2025-04-20 コメント投稿する ▼
「遅すぎた保守回帰」──高市早苗氏に見切りをつける保守層の静かな離反
遅すぎた「保守回帰」――高市早苗氏に見切りをつけた保守層
ドナルド・トランプ米大統領が突如発表した対日「相互関税」に、日本の政界が揺れている。自動車産業をはじめとする日本の基幹産業が打撃を受けかねないこの措置に、石破茂首相は顔色を失い、急きょ赤沢亮正経済再生相をワシントンへ派遣。なんとか回避を図るが、関税の行方はいまだ不透明だ。
そんな騒動のさなか、急に存在感を高めてきたのが、自民党の高市早苗衆院議員だ。昨年の総裁選では“女性初の首相候補”として注目を集めたが、敗北以降は沈黙を守っていた。その高市氏が、ここへきて突如「ジャパンファースト」を叫び、石破首相への批判を強めている。

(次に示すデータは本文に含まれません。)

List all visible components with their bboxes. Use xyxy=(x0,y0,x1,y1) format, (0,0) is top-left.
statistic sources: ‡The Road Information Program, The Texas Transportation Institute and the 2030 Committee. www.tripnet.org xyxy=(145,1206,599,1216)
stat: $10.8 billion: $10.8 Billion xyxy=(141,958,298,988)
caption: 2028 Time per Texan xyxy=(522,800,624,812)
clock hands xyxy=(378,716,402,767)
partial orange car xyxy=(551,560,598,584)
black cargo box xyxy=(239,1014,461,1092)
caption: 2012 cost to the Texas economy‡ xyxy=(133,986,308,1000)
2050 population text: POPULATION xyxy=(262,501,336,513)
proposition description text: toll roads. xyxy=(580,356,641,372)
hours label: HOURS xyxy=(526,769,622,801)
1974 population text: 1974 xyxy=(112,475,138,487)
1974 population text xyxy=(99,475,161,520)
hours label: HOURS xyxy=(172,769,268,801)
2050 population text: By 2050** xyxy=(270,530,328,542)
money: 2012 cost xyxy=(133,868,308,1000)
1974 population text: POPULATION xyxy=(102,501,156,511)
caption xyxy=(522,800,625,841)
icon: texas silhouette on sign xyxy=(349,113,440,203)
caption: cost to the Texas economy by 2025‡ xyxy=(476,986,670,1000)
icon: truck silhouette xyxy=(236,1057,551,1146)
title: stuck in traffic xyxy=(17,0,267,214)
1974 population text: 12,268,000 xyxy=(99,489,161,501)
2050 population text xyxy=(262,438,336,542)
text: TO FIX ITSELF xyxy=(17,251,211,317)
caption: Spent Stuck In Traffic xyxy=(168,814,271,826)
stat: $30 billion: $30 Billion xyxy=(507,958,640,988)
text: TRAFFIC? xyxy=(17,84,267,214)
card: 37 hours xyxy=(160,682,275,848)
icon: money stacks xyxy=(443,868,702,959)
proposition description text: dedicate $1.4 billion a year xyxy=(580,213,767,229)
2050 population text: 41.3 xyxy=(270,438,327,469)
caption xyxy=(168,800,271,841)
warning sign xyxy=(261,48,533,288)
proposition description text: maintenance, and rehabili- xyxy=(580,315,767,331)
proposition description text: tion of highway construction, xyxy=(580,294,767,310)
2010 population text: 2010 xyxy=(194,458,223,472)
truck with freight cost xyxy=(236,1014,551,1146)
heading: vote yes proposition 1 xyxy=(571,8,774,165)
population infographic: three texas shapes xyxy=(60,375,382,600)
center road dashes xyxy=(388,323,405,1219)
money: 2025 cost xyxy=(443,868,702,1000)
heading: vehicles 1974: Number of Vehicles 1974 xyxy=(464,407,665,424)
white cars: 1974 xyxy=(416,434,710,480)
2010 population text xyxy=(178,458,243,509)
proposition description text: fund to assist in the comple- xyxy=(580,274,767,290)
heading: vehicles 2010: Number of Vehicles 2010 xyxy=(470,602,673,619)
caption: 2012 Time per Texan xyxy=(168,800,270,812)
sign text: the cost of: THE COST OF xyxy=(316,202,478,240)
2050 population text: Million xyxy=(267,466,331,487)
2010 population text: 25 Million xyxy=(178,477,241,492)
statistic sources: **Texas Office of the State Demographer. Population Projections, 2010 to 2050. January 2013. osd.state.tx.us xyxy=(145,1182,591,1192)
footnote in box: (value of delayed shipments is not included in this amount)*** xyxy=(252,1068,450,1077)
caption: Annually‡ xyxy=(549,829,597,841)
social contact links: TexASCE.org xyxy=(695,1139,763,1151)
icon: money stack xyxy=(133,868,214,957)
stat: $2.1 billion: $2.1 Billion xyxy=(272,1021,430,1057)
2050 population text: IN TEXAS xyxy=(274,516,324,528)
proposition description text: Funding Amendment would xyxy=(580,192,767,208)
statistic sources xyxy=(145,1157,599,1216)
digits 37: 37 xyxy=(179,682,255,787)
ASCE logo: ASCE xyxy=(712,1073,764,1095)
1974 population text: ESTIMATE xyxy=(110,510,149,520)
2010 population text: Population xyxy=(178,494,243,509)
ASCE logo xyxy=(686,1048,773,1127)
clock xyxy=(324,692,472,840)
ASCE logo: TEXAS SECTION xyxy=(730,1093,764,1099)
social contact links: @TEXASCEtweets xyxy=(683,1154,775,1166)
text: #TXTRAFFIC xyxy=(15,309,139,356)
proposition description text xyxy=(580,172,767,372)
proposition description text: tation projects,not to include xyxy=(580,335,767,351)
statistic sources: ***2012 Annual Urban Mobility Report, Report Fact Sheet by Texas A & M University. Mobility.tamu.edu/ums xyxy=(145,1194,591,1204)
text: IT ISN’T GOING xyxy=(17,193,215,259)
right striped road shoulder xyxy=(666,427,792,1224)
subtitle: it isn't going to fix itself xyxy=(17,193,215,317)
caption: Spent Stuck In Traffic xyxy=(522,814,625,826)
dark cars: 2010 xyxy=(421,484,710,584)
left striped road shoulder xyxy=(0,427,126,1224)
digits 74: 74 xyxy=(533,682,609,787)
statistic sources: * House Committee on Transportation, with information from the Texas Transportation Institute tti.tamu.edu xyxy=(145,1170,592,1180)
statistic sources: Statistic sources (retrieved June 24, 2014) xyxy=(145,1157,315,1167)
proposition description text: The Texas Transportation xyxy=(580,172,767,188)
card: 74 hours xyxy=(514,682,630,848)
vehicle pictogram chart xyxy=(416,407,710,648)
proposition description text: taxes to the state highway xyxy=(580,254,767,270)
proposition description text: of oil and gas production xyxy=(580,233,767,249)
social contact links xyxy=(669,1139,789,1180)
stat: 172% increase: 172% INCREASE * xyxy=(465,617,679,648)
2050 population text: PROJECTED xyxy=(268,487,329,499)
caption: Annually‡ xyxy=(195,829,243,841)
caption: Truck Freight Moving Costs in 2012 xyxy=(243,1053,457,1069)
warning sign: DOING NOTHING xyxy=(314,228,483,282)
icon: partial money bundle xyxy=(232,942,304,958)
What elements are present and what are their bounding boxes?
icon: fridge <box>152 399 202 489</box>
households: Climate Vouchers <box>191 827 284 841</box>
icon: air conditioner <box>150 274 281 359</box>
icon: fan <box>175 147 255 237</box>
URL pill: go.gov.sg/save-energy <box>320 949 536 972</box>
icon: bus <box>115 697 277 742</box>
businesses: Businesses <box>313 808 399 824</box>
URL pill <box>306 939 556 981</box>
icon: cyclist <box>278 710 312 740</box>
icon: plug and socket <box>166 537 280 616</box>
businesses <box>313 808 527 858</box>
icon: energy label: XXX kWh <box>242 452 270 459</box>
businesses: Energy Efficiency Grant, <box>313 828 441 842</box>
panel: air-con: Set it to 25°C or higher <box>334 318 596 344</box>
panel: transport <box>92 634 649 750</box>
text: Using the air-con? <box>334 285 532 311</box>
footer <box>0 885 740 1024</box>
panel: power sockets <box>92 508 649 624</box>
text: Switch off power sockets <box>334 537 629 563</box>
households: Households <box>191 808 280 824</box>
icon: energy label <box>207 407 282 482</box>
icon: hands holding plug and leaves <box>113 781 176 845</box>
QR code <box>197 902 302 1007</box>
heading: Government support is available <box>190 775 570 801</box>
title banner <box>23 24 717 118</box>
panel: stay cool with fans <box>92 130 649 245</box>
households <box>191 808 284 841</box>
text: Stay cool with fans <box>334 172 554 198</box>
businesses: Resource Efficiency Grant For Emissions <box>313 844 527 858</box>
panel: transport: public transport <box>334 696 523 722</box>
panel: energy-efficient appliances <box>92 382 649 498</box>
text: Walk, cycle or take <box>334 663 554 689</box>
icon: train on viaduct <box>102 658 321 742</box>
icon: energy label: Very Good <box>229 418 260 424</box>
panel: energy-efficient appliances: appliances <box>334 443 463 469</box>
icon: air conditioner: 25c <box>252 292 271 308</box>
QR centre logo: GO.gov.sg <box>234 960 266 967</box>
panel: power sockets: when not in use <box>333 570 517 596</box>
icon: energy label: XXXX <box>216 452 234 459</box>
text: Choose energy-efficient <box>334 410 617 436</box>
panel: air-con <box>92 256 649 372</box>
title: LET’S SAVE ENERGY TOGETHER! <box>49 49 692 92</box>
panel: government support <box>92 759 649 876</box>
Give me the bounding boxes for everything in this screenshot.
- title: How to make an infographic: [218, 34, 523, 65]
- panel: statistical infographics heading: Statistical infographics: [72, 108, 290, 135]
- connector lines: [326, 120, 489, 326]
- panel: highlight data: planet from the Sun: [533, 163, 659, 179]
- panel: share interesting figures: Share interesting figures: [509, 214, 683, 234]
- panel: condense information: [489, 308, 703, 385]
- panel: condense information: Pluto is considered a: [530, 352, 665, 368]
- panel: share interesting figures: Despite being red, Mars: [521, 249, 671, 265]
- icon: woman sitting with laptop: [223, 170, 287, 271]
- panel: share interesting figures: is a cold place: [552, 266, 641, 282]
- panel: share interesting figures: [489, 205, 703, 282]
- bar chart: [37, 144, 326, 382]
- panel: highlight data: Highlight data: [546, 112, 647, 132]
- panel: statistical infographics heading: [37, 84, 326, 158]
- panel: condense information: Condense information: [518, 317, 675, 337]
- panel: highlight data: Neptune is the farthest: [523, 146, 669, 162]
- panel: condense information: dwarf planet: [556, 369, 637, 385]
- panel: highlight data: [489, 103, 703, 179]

「日本も本気を見せるべきだった」「上等だ、製造業は国内にとどめよ」といった発言は、保守層の心をくすぐるものだ。しかし――その声があまりに遅すぎた、というのが多くの有権者の本音だ。
保守層の間に広がる“失望”
高市氏は、4月3日に開かれた「保守団結の会」に参加し、石破政権を痛烈に批判。「陣頭指揮をとっている人物が見えてこない」と語ったほか、出席した保守系議員からは「石破では参院選は戦えない」との声も飛び出した。
だが、その場の熱気とは裏腹に、保守支持層からは厳しい声が聞こえる。「選挙が終わった後に“保守の顔”をしても遅い」「あの沈黙期間にすべてが決まった」。ネット上や地域の後援会でも、高市氏にかつて期待していた層が、すでに見切りをつけ始めている。
特に痛かったのは、昨年の総裁選での「靖国神社に今後も参拝する」との発言。筋は通っていたが、中国などとの外交リスクを懸念した議員が次々と支持を取り下げ、最終的に石破氏に票が流れた。あの時の傷が、今も尾を引いている。
保守票は「他党」へ分散
高市氏の背景には、日本会議をはじめとする保守系団体の存在がある。確かにその影響力は強く、支持基盤としては無視できない。しかし、最近では「日本会議中心の政治は行き過ぎだ」という声も党内外で増えており、無党派層や中道の有権者は離れつつある。
その結果、一部の保守層は、すでに他党へと足を向けている。日本保守党のような新興政党に期待を寄せる人もいれば、地方議会レベルで新たな保守候補を支援する動きも出てきた。「かつては高市推しだったが、今は違う」。そんな声が静かに広がっている。
石破政権には“意外な評価”も
一方、石破政権は支持率こそ低迷しているが、少数与党というハンディのなかで、現実的な政権運営を続けている。国民民主党や維新の会と連携して予算を通すなど、「不器用に見えて、実は手堅い」という評価も出てきている。
「石破さんは思わせぶりに“消費税下げるかも”と言いながら結局下げないとか、うまいよね」と話す党内関係者もいる。一時は“退陣論”まで飛び交ったが、最近は“案外やれている”と見る向きも増えている。
信頼を取り戻すには時間がかかる
高市氏が保守的な主張を強めること自体は、彼女の政治信条からすれば一貫している。しかし、その“声の上げ方”と“タイミング”が、かつての支持層には「自己保身のための演出」に映ってしまっている。
政治において最も難しいのは、一度離れた信頼を取り戻すことだ。高市氏が再び総裁候補として浮上するには、単なるパフォーマンスではなく、日頃の言動や行動の積み重ねが必要になる。だが、すでに多くの有権者は次の選択肢に目を向け始めている。
その時、高市早苗という名前が、どれだけの意味を持つだろうか。